H.A. Hamid Wijaya, misalnya, Sekjen (Katib Aam) Syuriah NU, bisa
menghargai MUI. Toh ia menganggap lebih baik kalau badan seperti
itu dibentuk "melalui potensi umat yang ada -- bukan ditentukan
dari atas. "
Padahal kalau ia semata tumbuh dari bawah, belum tentu ia akan
jadi jembatan itu. Lagi pula sebagian orang melihat kepada
hasil. Dan dilihat dari pihak pemerintah, menurut K.H. Hasan
Basri, yang sekarang ini Ketua Periodik MUI, biasanya "pendapat
MUI diterima dengan baik karena murni sifatnya". Yakni bukan
merupakan suara golongan atau partai.
Memang, dalam kasus fatwa Natal ini terlihat seolah majelis ini
hanya menyuarakan "kepentingan umat Islam" semata -- tanpa
mempertimbangkan pihak lain. Juga dalam fatwa tentang aliran
kepercayaan dahulu. Toh, sementara masalah fatwa Natal memang
kompleks, dalam masalah kepercayaan akhirnya apa yang dimaksud
MUI sejalan belaka dengan pandangan pemerintah -- seperti
dikatakan Hasan Basri. MUI tak setuju aliran kepercayaan
dianggap sebagai agama atau disamakan dengan agama. Dan
penetapan terakhir ternyata begitu pula.
Lebih dari itu, seperti disebut dalam rekomendasi Munas II
Majelis Ulama se-Indonesia, Mei tahun kemarin, para ulama itu
merekomendasikan pula penyebarluasan P4 -- meski dalam
'pembudayaan dan penghayatan Pancasila' diminta agar usaha tidak
terutama dititikberatkan pada penataran. Melainkan pengamalan
dan partisipasi yang nyata. Manfaat MUI yang lain: seorang
menteri bisa saja mengundang para anggotanya dan meminta pikiran
-- misalnya dalam soal lingkungan, oleh Emil Salim, yang
kemudian disambung pula dengan beberapa pertemuan.

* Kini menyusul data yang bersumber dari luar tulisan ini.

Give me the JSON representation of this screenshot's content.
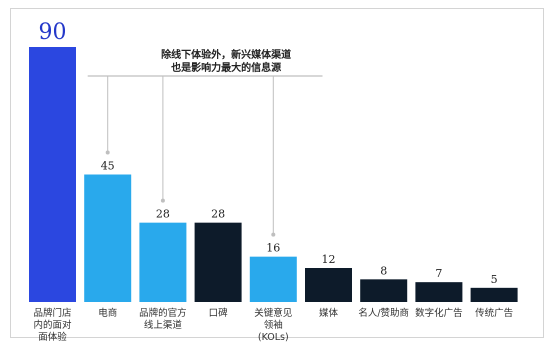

Toh tidak benar bila dianggap MUI hanya memikirkan hal-hal yang
tidak mendasar. Hasil Munas 11 yang telah disebut, selain
mempercayai Mandataris MPR untuk melanjutkan kepresidenannya,
juga meminta perhatian pada berbagai akibat sampingan
pembangunan. Seperti meluasnya kesenjangan antara kaya dan
miskin, korupsi, dekadensi moral, ekses teknologi, permintaan
pengutamaan masyarakat desa, permintaan perhatian kepada
pengusaha pribumi dan ekonomi lemah, ajakan pemupukan semangat
cinta tanah air dan idealisme, pikiran untuk pembaruan sistem
pendidikan nasional, bahkan saran koordinasi lebih intensif
zakat dan sumber dana muslimin oleh pemerintah.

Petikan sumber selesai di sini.